„Zigeunereinschlag – besser nichts anbieten“
April 22nd, 2019 | Published in Rassismus & Menschenrechte
Rassistische Diskriminierung bei Wohnungsvergabe in Deutschland: Ein interner Vermerk der Wohnungsgenossenschaft Hameln ruft Empörung und Kritik des Minderheitenrates Deutschlands hervor
Eine rassistische Bemerkung auf einem Formblatt für Wohnungssuchende sorgte vor einigen Tagen für heftige Kritik an der Wohnungsgenossenschaft Hameln (WGH) in Niedersachsen. Ein Mitarbeiter oder eine Mitarbeiterin der WGH hatte einer 68-Jährigen eine Bescheinigung über eine vergebliche Bewerbung auf eine Zweizimmerwohnung übersandt. Neben den persönlichen Daten stand nicht nur der Satz „Es liegen derzeit keine Angebote vor“, sondern auch die Bemerkung „1 Pers.; leichter Zigeunereinschlag; besser nichts anbieten“ – offenbar ein interner Vermerk, der nicht nach außen dringen sollte.
Die Hamelerin war sprachlos und empört.
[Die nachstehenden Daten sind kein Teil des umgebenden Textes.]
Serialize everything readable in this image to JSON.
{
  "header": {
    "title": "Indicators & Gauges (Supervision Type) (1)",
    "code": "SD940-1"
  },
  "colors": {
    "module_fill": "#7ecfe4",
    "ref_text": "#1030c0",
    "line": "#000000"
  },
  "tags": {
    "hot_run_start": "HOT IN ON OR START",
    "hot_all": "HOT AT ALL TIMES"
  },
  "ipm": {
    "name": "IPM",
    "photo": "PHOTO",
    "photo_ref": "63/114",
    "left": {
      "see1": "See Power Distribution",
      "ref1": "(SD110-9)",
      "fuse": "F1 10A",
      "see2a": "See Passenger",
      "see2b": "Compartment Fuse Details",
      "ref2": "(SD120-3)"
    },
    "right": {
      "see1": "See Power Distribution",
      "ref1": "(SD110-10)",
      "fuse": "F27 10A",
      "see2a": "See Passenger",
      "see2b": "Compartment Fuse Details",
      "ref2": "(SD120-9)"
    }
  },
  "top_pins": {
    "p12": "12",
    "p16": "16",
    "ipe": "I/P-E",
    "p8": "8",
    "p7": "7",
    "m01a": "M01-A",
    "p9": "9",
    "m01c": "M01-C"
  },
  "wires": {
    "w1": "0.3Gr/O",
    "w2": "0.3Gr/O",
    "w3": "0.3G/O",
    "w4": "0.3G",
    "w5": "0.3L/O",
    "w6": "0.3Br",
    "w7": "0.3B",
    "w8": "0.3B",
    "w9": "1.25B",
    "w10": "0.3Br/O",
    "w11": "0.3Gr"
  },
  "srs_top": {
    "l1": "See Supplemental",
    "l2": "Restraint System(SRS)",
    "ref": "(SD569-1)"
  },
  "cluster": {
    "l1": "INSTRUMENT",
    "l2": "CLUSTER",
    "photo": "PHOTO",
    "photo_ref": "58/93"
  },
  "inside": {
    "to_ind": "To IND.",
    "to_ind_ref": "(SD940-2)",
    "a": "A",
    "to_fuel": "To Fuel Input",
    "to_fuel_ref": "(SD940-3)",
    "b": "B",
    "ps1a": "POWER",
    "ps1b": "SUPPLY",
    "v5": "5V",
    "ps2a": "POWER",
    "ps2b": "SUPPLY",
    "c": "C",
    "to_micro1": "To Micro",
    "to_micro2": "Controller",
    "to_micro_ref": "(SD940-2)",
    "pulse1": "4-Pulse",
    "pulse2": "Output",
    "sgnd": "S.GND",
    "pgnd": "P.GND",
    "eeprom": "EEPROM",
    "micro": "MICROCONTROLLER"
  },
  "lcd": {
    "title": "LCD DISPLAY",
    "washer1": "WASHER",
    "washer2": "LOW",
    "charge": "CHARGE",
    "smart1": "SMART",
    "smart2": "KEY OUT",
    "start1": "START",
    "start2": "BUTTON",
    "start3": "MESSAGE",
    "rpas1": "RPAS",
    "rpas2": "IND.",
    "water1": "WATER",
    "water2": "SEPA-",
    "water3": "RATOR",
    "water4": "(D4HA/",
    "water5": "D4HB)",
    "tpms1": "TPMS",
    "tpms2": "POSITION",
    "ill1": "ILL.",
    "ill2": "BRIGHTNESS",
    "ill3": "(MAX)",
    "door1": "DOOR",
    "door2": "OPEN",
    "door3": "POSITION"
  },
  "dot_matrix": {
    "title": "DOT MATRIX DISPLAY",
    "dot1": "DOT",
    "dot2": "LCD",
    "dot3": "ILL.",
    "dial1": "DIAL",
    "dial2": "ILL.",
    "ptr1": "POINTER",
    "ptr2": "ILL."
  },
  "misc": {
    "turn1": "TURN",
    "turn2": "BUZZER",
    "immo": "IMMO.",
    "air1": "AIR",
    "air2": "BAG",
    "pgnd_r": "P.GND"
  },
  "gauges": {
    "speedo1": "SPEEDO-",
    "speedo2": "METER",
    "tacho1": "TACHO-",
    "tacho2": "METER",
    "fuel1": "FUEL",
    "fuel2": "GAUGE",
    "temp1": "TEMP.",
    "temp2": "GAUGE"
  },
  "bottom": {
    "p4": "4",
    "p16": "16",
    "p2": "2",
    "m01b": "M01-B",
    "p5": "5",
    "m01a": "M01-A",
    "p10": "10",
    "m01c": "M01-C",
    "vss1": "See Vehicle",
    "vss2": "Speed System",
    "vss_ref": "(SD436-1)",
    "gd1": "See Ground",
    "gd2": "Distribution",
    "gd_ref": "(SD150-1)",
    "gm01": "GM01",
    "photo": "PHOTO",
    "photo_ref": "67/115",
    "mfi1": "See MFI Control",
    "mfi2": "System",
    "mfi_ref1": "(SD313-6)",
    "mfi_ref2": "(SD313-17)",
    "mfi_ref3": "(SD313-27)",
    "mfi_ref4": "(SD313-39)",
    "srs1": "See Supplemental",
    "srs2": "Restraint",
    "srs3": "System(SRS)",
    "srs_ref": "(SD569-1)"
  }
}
Ihre Mutter und andere Familienmitglieder seien in der NS-Herrschaft als „Zigeuner“ verfolgt, in Konzentrationslager gesperrt oder von den Nazis ermordet worden. Die rassistische Bemerkung trifft sie damit umso mehr, heißt es im Artikel auf stern.de.
Der Fall zieht größere Kreise. Denn nun haben viele Sinti und Roma das schwarz auf weiß, was viele vermuten, aber nur selten belegen können: Auch acht Jahrzehnte nach der Verfolgung der Minderheit durch die Nationalsozialisten werden Sinti und Roma in Deutschland weiterhin benachteiligt.
Es gebe nach wie vor eine Form von alltäglicher Diskriminierung, sagte Herbert Heuß vom Zentralrat Deutscher Sinti und Roma in Deutschland gegenüber der Nordwest-Zeitung. Es passiere immer wieder, sagt der wissenschaftliche Leiter des Zentralrats: Mal ist es eine junge Frau, die auf einem Computermonitor in einem südwestdeutschen Jobcenter einen entsprechenden Vermerk gesehen haben will. Mal ein Bewerber, bei dem die passenden Jobs trotz Qualifikation immer plötzlich vergeben sind. Doch einen so klar dokumentierten Fall wie in Hameln gebe es nur selten.